Final Oakland Raiders Las Vegas NFL UNLV Stadium Joint Use Agreement Makes UNLV Look Like A Fool
Basic points: SNTIA law Section 29.3(g)(h) says rent should not go over operational costs for UNLV. Agreement has UNLV paying operational costs but stops short of calling that rent. Then says Oakland Raiders as Stadco will determine operational cost for UNLV later, as the Las Vegas stadium nears completion.
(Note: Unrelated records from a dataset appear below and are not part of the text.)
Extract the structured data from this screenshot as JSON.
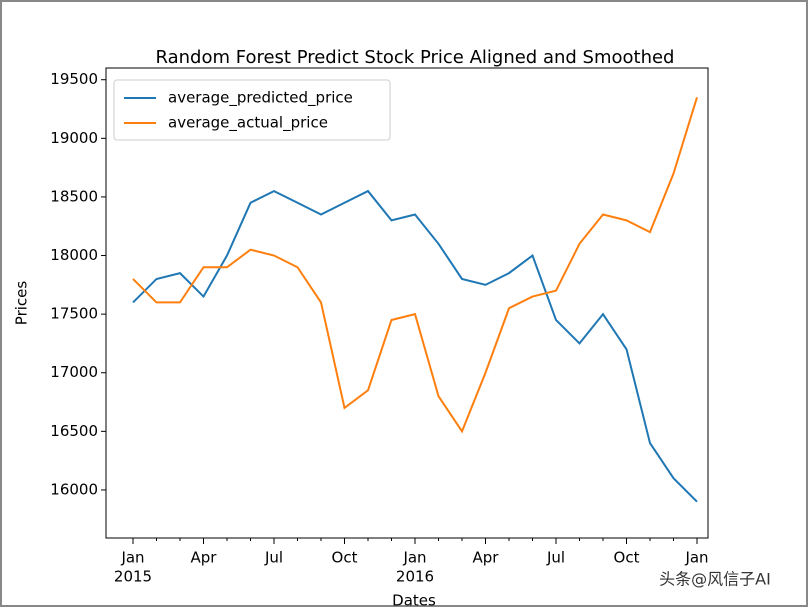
{
  "chart_data": {
    "type": "line",
    "title": "Random Forest Predict Stock Price Aligned and Smoothed",
    "xlabel": "Dates",
    "ylabel": "Prices",
    "x": [
      "2015-01",
      "2015-02",
      "2015-03",
      "2015-04",
      "2015-05",
      "2015-06",
      "2015-07",
      "2015-08",
      "2015-09",
      "2015-10",
      "2015-11",
      "2015-12",
      "2016-01",
      "2016-02",
      "2016-03",
      "2016-04",
      "2016-05",
      "2016-06",
      "2016-07",
      "2016-08",
      "2016-09",
      "2016-10",
      "2016-11",
      "2016-12",
      "2017-01"
    ],
    "series": [
      {
        "name": "average_predicted_price",
        "color": "#1f77b4",
        "values": [
          17600,
          17800,
          17850,
          17650,
          18000,
          18450,
          18550,
          18450,
          18350,
          18450,
          18550,
          18300,
          18350,
          18100,
          17800,
          17750,
          17850,
          18000,
          17450,
          17250,
          17500,
          17200,
          16400,
          16100,
          15900
        ]
      },
      {
        "name": "average_actual_price",
        "color": "#ff7f0e",
        "values": [
          17800,
          17600,
          17600,
          17900,
          17900,
          18050,
          18000,
          17900,
          17600,
          16700,
          16850,
          17450,
          17500,
          16800,
          16500,
          17000,
          17550,
          17650,
          17700,
          18100,
          18350,
          18300,
          18200,
          18700,
          19350
        ]
      }
    ],
    "ylim": [
      15590,
      19600
    ],
    "yticks": [
      16000,
      16500,
      17000,
      17500,
      18000,
      18500,
      19000,
      19500
    ],
    "xticks": [
      {
        "value": "2015-01",
        "label": "Jan"
      },
      {
        "value": "2015-04",
        "label": "Apr"
      },
      {
        "value": "2015-07",
        "label": "Jul"
      },
      {
        "value": "2015-10",
        "label": "Oct"
      },
      {
        "value": "2016-01",
        "label": "Jan"
      },
      {
        "value": "2016-04",
        "label": "Apr"
      },
      {
        "value": "2016-07",
        "label": "Jul"
      },
      {
        "value": "2016-10",
        "label": "Oct"
      },
      {
        "value": "2017-01",
        "label": "Jan"
      }
    ],
    "xtick_years": [
      {
        "value": "2015-01",
        "label": "2015"
      },
      {
        "value": "2016-01",
        "label": "2016"
      }
    ],
    "legend": "upper left",
    "grid": false
  },
  "watermark": "头条@风信子AI"
}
That means UNLV could get stuck with a situation where costs overruns are passed to it to help pay.
It’s clear the Joint-Use Stadium agreement was done without a clear understanding of costs and revenues associated with the stadium, and even though costs and revenues were talked about at the SNTIC hearings!
Then, according to SNTIC, UNLV was to get $221 million in revenue offset money. But the way the agreement is written, there are three conditions such that UNLV may not see a dime of that money. For example, UNLV has to wait until the debt service reserve is at $9 million. Then there is the Capital Contribution and that is $75 million! And what if there is a deficit in revenue as it today and that money has to be used from the debt service reserve and then replaced? Bye, bye, UNLV! Those conditions should be removed and the sprit of the plan honored.
The details are in my blog post link below, but the bottom line is right now, the UNLV Regents would be total fools to approve this as is.